Anhidrosis in horses is a condition characterized by a persistent reduction or lack of sweat output.1–5 Onset of anhidrosis can be sudden, usually following a period of profuse sweating,6 or gradual with a sweat response slowly decreasing over time.3 Clinical signs include partial or complete loss of sweating ability, hyperthermia, tachypnea, reduced appetite, decreased water intake, alopecia, dull hair coat, and depression.3–6 A quantitative intradermal sweat test (with terbutaline) has been evaluated for identification of freely sweating horses.7
Anhidrosis has been described as a physiologic phenomenon that results as a consequence of prolonged stimulation of the sweat glands by epinephrine secreted as a response to conditions of hot and humid climate.6 The sweat glands accommodate to the high epinephrine content of the blood, thus becoming insensitive to it.6 This phenomenon can be reversed by rest in a cooler and less humid climate.6 More recently, it was found that the water channel aquaporin-5 may play a role in the pathogenesis of anhidrosis in horses.8 An immunohistochemistry analysis revealed a strong aquaporin-5–like activity reaction at the apical membrane of the glandular secretory cells in freely sweating horses.8 In horses with long-term anhidrosis, however, little aquaporin-5–like activity was detected, hence implicating water channel impairment as a possible factor in the development of this condition.8 Horses with anhidrosis require medical management and reduced workload (or removal from physical activity).

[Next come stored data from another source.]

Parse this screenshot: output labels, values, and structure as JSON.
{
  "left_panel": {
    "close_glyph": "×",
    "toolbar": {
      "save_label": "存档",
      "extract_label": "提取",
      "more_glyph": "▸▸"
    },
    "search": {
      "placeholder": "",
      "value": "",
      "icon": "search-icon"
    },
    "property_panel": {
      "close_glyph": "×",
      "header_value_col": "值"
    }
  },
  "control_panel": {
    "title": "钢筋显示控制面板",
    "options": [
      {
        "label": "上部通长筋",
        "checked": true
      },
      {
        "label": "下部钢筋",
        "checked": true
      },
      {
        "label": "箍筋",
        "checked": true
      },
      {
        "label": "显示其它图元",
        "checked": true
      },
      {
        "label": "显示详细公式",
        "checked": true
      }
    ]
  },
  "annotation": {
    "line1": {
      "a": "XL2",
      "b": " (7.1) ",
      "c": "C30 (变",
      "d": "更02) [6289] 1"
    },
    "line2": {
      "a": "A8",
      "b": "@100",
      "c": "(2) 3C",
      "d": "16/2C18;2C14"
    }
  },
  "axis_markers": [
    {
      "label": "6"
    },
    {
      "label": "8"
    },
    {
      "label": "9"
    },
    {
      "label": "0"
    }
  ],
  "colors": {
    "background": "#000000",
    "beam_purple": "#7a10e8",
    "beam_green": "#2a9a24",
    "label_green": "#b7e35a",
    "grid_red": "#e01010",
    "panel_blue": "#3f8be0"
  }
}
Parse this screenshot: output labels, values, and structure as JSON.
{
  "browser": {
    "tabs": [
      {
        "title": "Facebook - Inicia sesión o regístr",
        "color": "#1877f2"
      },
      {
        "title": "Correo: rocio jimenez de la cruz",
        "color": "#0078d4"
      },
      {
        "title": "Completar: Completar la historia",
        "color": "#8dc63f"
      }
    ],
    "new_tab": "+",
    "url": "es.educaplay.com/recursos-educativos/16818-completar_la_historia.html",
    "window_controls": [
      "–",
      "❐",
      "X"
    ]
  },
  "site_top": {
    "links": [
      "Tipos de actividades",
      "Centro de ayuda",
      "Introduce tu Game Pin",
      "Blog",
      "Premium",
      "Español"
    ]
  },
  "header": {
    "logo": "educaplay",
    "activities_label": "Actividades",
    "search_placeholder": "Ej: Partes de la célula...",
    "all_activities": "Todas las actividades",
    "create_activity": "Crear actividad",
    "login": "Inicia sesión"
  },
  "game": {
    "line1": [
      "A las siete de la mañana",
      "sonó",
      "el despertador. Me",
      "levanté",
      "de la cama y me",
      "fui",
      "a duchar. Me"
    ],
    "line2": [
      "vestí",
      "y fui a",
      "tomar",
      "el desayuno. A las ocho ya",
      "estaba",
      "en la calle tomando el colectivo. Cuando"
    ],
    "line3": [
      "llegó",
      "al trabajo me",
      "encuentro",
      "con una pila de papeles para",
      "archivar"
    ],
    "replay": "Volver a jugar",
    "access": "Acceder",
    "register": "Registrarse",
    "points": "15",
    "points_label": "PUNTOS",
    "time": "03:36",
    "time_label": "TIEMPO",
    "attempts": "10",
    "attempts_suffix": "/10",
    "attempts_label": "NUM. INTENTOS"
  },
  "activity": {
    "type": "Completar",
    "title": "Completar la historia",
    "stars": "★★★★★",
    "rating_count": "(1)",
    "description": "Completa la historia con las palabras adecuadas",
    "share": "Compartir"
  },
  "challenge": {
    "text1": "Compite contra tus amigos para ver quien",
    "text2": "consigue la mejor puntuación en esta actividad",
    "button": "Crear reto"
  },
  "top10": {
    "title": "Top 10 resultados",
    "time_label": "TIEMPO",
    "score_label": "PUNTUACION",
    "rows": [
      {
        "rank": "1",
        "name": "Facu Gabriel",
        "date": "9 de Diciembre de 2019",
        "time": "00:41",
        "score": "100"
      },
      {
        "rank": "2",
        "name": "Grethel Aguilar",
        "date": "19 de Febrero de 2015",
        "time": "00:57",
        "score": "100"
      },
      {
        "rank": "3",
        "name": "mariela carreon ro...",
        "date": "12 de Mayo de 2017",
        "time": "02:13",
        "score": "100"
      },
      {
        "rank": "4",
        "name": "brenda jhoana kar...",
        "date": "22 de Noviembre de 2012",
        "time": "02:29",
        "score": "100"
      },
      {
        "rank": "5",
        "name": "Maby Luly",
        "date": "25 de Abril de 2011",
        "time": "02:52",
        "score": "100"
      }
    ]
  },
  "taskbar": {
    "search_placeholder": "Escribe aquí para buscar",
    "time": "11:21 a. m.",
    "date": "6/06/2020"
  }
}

Anhidrotic horses forced to perform can suffer severe consequences, including multiple organ failure in response to hyperthermia and, in some instances, death.9
Epidemiological aspects of anhidrosis in horses are not well understood. Previous studies have been limited to a low number of horse farms or have not used objective research methods. In a 1982 survey10 of 24 horses affected with anhidrosis in Florida, the frequency of anhidrosis was higher in native horses and Thoroughbreds, compared with imported horses and other breeds, respectively. In that study,10 healthy horses were not included. Thus, it was not possible to assess the origin and breed as risk factors for anhidrosis in horses. In another study11 conducted in Florida 5 years later, the prevalence of anhidrosis in horses was 6% (52/834); the frequency of this condition was higher in training horses, compared with yearlings, lactating mares, barren or maiden mares, and stallions. Anhidrosis was more common in the summer, and it was typically associated with recent transport of horses from geographic regions with a more temperate climate. That study11 was limited to 4 Thoroughbred farms with a history of anhidrosis; farms without a history of this condition were not included. Thus, it was not possible to examine factors associated with anhidrosis at the farm level. The objectives of the study reported here were to estimate the prevalence of anhidrosis in horses in Florida and identify farm- and animal-level factors associated with this condition.